Thursday, January 8, 2015

Piranti Ilmu (1) Syaikhun Fattâh

Banyak manusia yang sadar akan pentingnya menuntut ilmu. Banyak pula yang membulatkan tekad untuk mengemban status sebagai penuntut ilmu. Hanya saja ilmu tidak bisa diraih dengan sembarang usaha dan modal semangat semata. Betapa banyak yang mengeluhkan target yang sulit dicapai setelah mengerahkan segenap daya. Mereka yang mengeluh sebenarnya masih layak mendapat penghargaan karena merasa ada yang tidak beres dengan prosesnya. Sebagaian manusia tersesat melangkah entah kemana, tapi justru mengecam siapapun yang mencoba membenarkan karena dianggap menertawakannya. Oleh karenanya, piranti ilmu adalah sebuah keniscayaan demi tercapainya tujuan utama menuntut ilmu: meninggalkan status tidak tahu untuk mencapai predikat mengenal Allah Subhânahu wa Ta`âla.
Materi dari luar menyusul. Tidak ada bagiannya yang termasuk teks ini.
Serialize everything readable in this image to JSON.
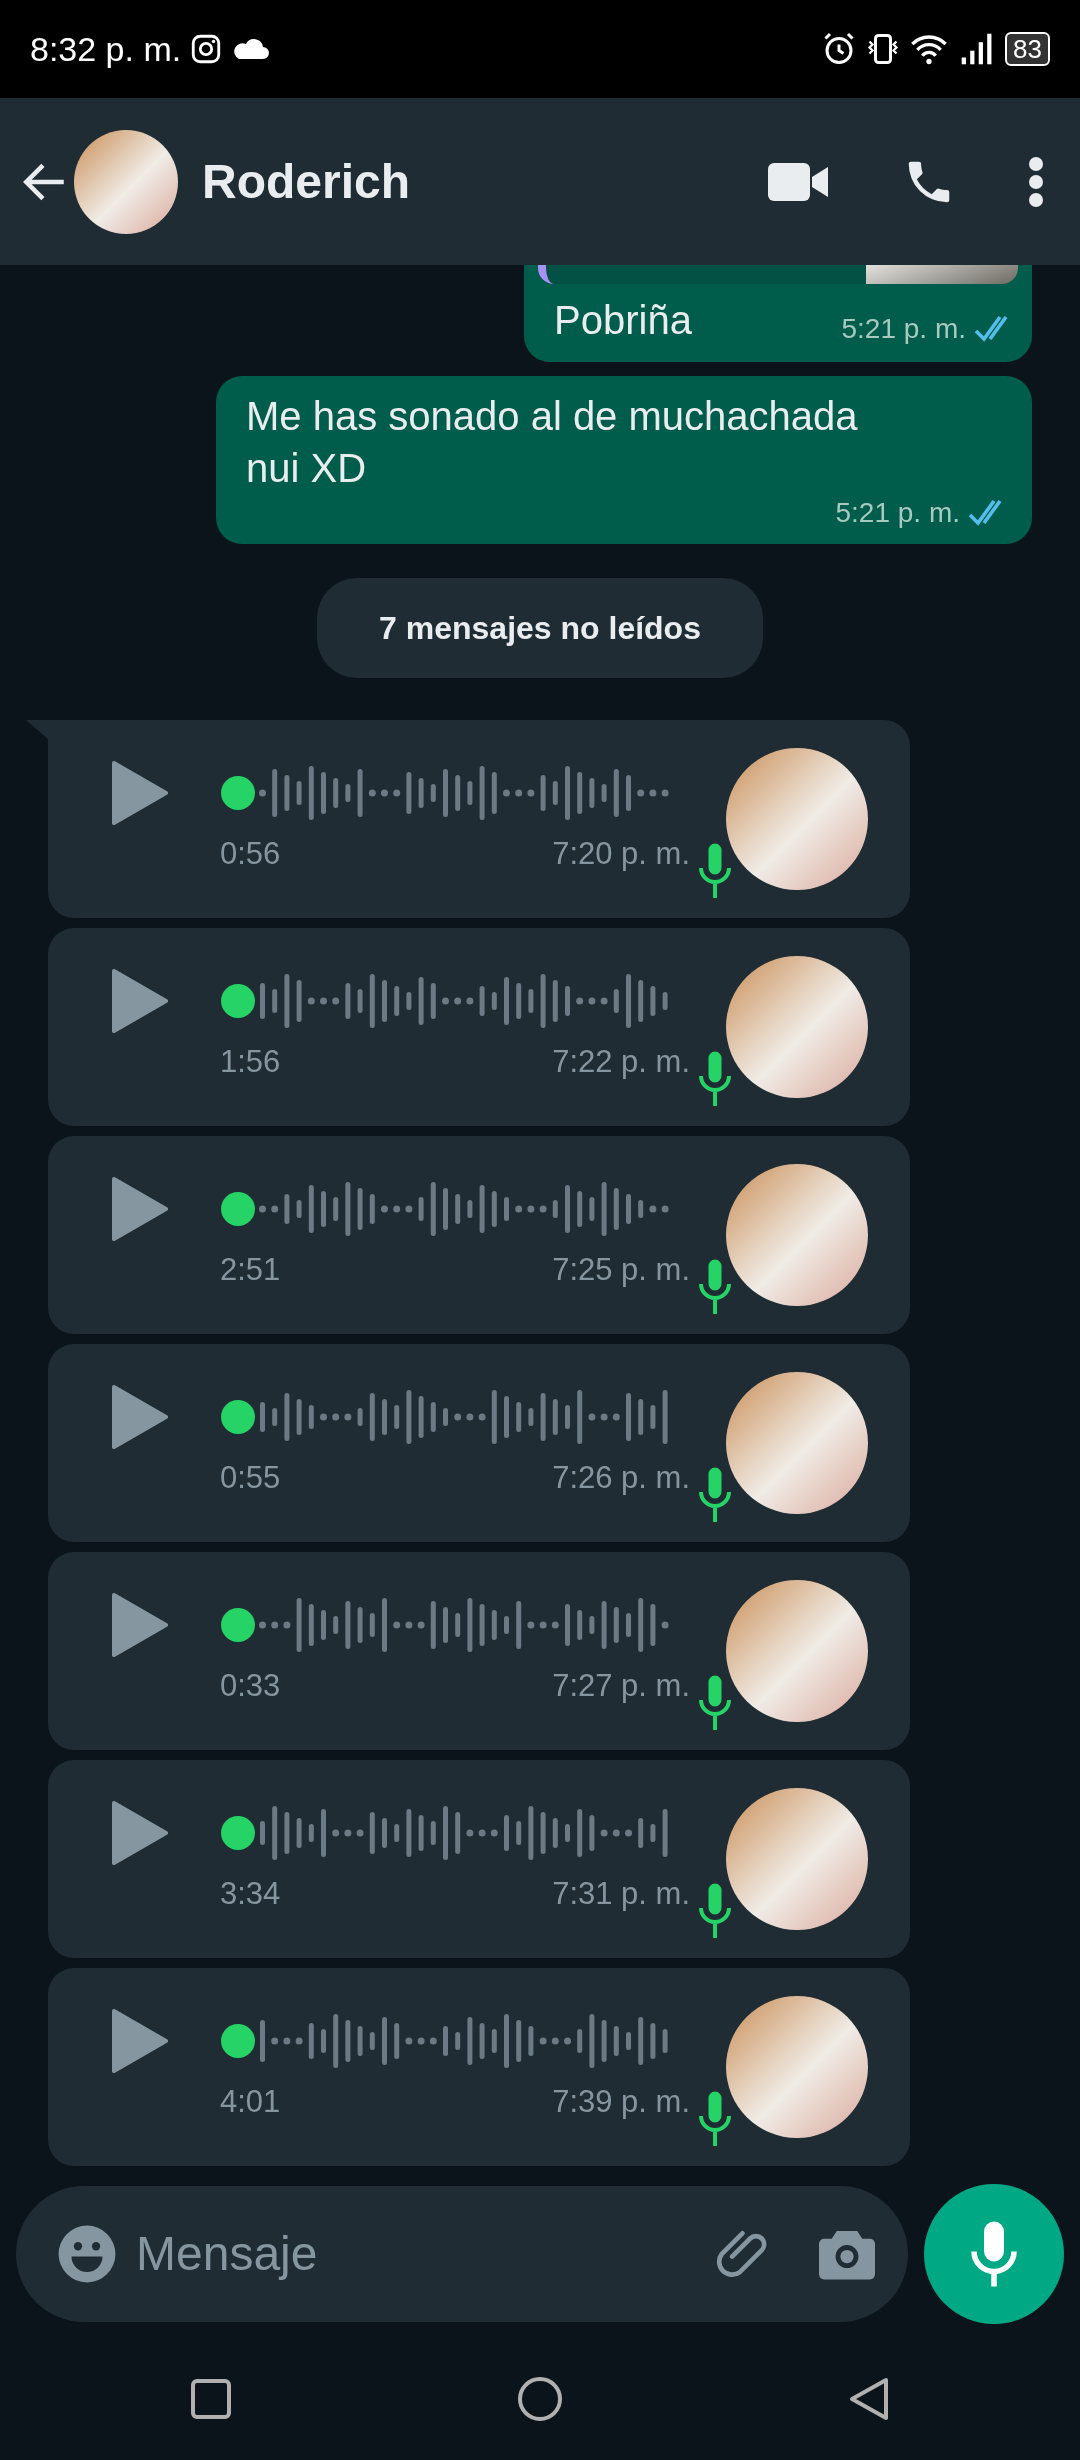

Piranti ilmu ada empat yang dirumuskan oleh para ulama:

A.   Syaikhun Fattâh
Menurut Syekh Sayyid Syaltut[1], secara bahasa, yang disebut syaikh adalah orang yang mencapai usia 40 tahun. Sedangkan secara istilah, syaikh adalah siapapun yang memiliki keistimewaan dalam hal ilmu dan pengamalan beragama. Secara khusus, seseorang disebut syekh setelah benar-benar matang ketiga ilmu pokok agama Islam; aqidah, fikih dan akhlak atau suluk. Syaikh yang fattâh adalah seorang guru yang mampu membuka gembok pengunci pintu hati yang menghalangi masuknya ilmu.[2] Seorang penuntut ilmu dari seorang syekh yang fattâh akan mendapat dua hal yaitu ta`lîm (pengajaran materi) dan tarbiyah (didikan). Sehingga tercapailah syarat diterimanya amalan yaitu pas dengan tuntunan dan keihklasan.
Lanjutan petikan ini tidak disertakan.